Job description
Job Responsibilities
Build an automated evaluation process around conversational AI agents (text/voice/multimodal), covering dimensions such as functionality, performance, and robustness.
Design and maintain a test case library, including but not limited to: intent recognition, knowledge recall, long dialogue consistency, multi-turn context, interruption and restart, noise robustness, etc.
Establish monitoring and regression frameworks for end-to-end latency (TTFT, first byte, first audio frame, E2E), stability, resource usage, and other metrics.
Conduct subjective and objective evaluations of visual generation and audio-video synchronization systems (e.g., lip sync, video smoothness, audio-video delay, compliance of generated content, etc.).

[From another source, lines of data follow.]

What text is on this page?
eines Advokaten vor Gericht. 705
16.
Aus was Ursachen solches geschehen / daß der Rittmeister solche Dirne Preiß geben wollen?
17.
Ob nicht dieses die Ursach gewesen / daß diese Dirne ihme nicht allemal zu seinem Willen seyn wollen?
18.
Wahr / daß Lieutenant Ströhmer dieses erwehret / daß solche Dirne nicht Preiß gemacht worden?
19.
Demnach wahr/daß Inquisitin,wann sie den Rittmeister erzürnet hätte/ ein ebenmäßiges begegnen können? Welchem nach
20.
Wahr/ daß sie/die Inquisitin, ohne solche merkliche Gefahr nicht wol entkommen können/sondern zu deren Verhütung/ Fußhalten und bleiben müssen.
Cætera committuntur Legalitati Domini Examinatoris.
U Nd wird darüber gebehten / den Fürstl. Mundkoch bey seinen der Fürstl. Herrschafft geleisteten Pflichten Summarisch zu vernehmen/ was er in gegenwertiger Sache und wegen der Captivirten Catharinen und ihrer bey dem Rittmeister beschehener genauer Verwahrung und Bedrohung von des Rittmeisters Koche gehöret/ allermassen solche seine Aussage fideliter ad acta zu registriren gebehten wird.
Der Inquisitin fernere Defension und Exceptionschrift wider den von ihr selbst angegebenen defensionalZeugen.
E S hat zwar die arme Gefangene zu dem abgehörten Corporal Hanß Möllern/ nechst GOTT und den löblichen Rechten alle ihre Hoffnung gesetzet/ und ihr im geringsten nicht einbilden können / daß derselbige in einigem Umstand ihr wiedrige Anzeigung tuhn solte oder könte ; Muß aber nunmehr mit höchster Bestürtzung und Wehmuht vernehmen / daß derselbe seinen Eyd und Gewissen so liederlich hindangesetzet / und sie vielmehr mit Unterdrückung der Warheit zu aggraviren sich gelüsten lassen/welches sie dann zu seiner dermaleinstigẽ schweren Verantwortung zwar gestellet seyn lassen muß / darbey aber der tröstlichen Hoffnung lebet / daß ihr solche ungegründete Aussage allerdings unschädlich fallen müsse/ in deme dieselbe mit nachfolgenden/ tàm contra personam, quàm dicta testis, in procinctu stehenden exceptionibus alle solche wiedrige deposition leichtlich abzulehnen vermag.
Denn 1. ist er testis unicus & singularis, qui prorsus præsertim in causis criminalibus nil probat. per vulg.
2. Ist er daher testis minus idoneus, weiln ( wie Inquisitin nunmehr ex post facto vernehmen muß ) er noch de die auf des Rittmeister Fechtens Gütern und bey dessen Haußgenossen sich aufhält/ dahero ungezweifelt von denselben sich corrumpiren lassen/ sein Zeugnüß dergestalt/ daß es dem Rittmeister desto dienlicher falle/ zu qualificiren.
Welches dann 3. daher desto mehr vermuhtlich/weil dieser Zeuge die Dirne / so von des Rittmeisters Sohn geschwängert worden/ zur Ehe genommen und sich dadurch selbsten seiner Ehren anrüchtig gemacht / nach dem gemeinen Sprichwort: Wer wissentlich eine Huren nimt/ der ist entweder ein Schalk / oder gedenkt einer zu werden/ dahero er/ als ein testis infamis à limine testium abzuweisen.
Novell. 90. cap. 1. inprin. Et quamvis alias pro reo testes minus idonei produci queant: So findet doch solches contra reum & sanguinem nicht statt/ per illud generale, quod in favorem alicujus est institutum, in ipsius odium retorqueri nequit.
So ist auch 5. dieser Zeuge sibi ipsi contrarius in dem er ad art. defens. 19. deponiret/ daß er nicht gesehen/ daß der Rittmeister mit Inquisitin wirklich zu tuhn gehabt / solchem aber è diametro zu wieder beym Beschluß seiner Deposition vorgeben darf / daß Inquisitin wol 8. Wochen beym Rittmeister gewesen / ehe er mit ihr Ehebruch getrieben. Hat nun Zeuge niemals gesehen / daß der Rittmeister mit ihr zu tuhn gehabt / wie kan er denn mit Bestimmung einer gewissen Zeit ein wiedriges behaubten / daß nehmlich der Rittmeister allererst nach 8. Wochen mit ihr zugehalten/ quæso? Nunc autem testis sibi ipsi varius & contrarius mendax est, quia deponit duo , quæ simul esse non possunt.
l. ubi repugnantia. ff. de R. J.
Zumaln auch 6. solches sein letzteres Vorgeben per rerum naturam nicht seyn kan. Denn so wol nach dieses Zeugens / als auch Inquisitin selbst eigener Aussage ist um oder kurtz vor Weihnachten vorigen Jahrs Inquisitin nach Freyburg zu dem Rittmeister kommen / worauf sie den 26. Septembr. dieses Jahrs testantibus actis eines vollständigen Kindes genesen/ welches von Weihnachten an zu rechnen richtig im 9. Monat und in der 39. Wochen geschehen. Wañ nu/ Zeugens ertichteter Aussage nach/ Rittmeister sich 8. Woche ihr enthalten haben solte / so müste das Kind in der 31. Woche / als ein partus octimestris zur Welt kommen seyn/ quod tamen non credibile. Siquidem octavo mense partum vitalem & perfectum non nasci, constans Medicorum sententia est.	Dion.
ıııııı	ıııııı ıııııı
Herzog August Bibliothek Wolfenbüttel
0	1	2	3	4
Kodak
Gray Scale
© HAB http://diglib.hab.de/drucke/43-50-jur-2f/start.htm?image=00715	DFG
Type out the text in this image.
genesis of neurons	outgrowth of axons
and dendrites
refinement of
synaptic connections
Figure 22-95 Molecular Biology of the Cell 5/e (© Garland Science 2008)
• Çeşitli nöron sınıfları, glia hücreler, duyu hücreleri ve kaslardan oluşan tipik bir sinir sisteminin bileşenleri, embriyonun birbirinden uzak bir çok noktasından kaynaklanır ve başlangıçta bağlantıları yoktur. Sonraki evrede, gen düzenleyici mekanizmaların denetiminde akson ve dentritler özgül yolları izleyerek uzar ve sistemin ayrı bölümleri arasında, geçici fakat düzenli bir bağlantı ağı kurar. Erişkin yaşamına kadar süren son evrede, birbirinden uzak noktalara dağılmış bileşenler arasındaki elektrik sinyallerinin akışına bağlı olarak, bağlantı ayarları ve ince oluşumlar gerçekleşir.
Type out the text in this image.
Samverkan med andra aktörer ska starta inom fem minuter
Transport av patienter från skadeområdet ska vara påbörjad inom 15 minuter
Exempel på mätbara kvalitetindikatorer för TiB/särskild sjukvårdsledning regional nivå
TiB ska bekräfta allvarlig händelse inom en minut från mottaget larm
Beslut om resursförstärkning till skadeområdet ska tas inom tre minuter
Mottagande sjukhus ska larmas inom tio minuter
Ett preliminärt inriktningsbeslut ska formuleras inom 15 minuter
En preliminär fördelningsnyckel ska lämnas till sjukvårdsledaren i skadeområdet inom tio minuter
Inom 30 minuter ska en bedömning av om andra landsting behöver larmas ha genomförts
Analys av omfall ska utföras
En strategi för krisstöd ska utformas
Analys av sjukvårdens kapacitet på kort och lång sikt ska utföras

Reproduce and locate bugs, write clear reproduction steps and data samples, and collaborate with algorithm engineers to facilitate fixes.
Track industry open-source evaluation benchmarks and the latest papers, introducing reusable methods into the team’s evaluation system.
Job Requirements
Undergraduate or above in relevant majors such as Computer Science, Artificial Intelligence, Electronics, Automation, etc., able to guarantee at least 4 days on-site per week, with a continuous internship of ≥ 3 months.
Proficient in Python, able to independently write automation scripts and testing frameworks; familiar with any of pytest / asyncio / websocket / requests.
Understand the basic principles and common evaluation metrics (e.g., CER/WER, BLEU, RTF, FID, etc.) of at least one category among LLM, ASR, TTS, and diffusion models.
Data-sensitive, able to deduce patterns from large amounts of logs and samples; clear logic and accurate written expression.
Proactive, self-driven, able to independently advance tasks in a fast-paced small team.
Bonus Points (any one of these is sufficient)
Experience in evaluating or tuning LLM / dialogue systems / voice systems.
Familiarity with audio and video processing toolchains (ffmpeg, pydub, librosa, etc.) or image quality evaluation methods.
Experience using evaluation frameworks such as LLM-as-a-Judge, Ragas, DeepEval, lm-eval-harness, etc.
Experience using Linux + GPU servers, capable of collaborating with tmux / docker / git.
Own open-source projects, technical blogs, or participation in Kaggle / evaluation competitions.
What We Offer
Exposure to cutting-edge multimodal agent technology stack, participating in product refinement from 0 to 1.
Direct interaction with senior engineers with rich engineering experience, without intermediaries.
Outstanding performers will be prioritized for conversion to full-time / Return Offer, or receive long-term collaboration opportunities.
Flexible working arrangements (remote).